Voters and Majority rule are today’s losers in Senate DISCLOSE Act Vote
As we approach the most moneyed election in our nation’s history, it is unconscionable that a Senate minority today used an unconstitutional rule to kill legislation that would have given citizens a clearer picture of just who is spending big money to influence our elections, Common Cause President Bob Edgar said today.
The DISCLOSE Act would have closed huge loopholes that have allowed massive amounts of secret money to be spent in the presidential and congressional races.
“The 44 senators today who killed DISCLOSE today sided with big, secretive money, over citizens’ rights to know what is happening in this election,” Edgar said. “Voters are the big losers today.”
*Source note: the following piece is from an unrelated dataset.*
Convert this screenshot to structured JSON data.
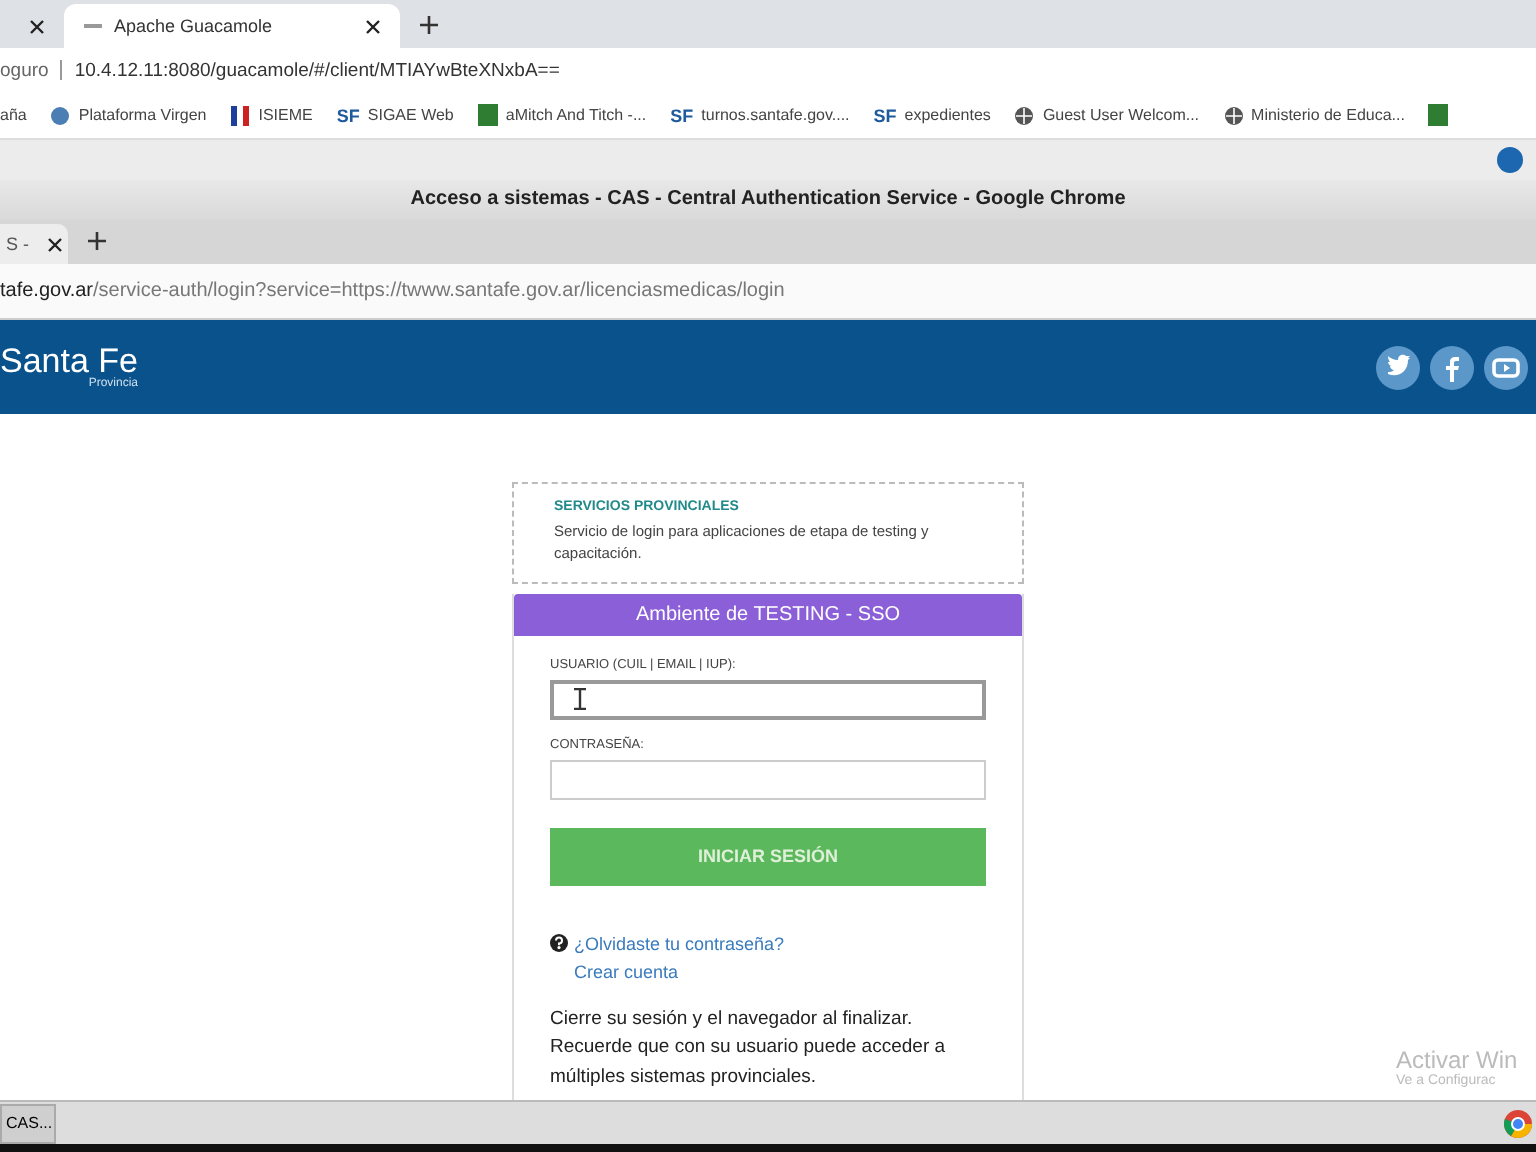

Public opinion polls consistently show that a clear majority of American agree that voters have a right to know who is spending money to influence votes. “The Supreme Court has affirmed that disclosure requirements are constitutional and serve as an important check on efforts to buy our elections,” he added, “but rather than an act in the public interest a minority of senators clearly prefer to use an undemocratic rule to maintain a campaign finance system that invites corruption.”
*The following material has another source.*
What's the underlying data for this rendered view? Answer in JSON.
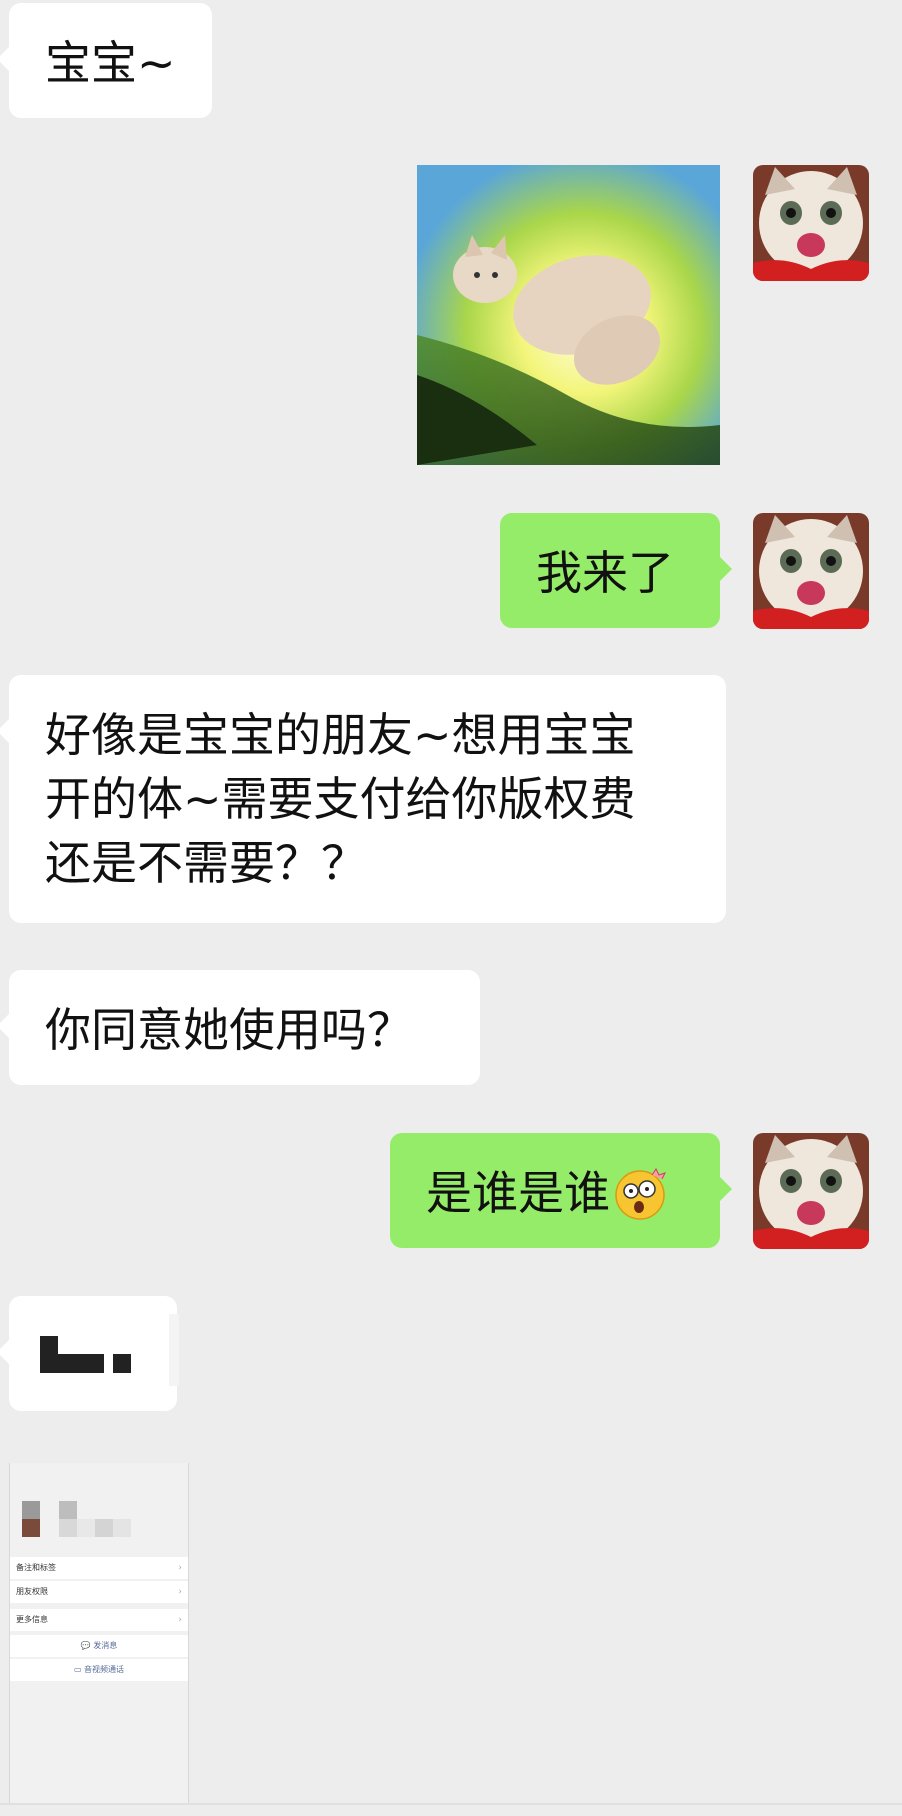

The bill set aside by today’s Senate vote was a slimmed-down version of disclosure legislation that passed the House in 2010 and was blocked in the Senate by a single vote, also thanks to a filibuster. “The bill was re-drafted to answer specific objections raised by its opponents,” Edgar said; “it required disclosure only of contributions exceeding $10,000 and it would have imposed exactly the same requirements on corporations and unions. There was no good reason to oppose it.
“With today’s vote, it’s up to voters to demand this fall that candidates for offices from the White House to the courthouse declare where they stand on the outrageous flow of secret money into our elections,” Edgar said. “The secret donors, corporate and individual, now pouring six- and seven-figure checks into Super PACs are going to want something in return for their money. Unless we strengthen disclosure requirements, all of us are going to be paying those donors back for a long, long time.”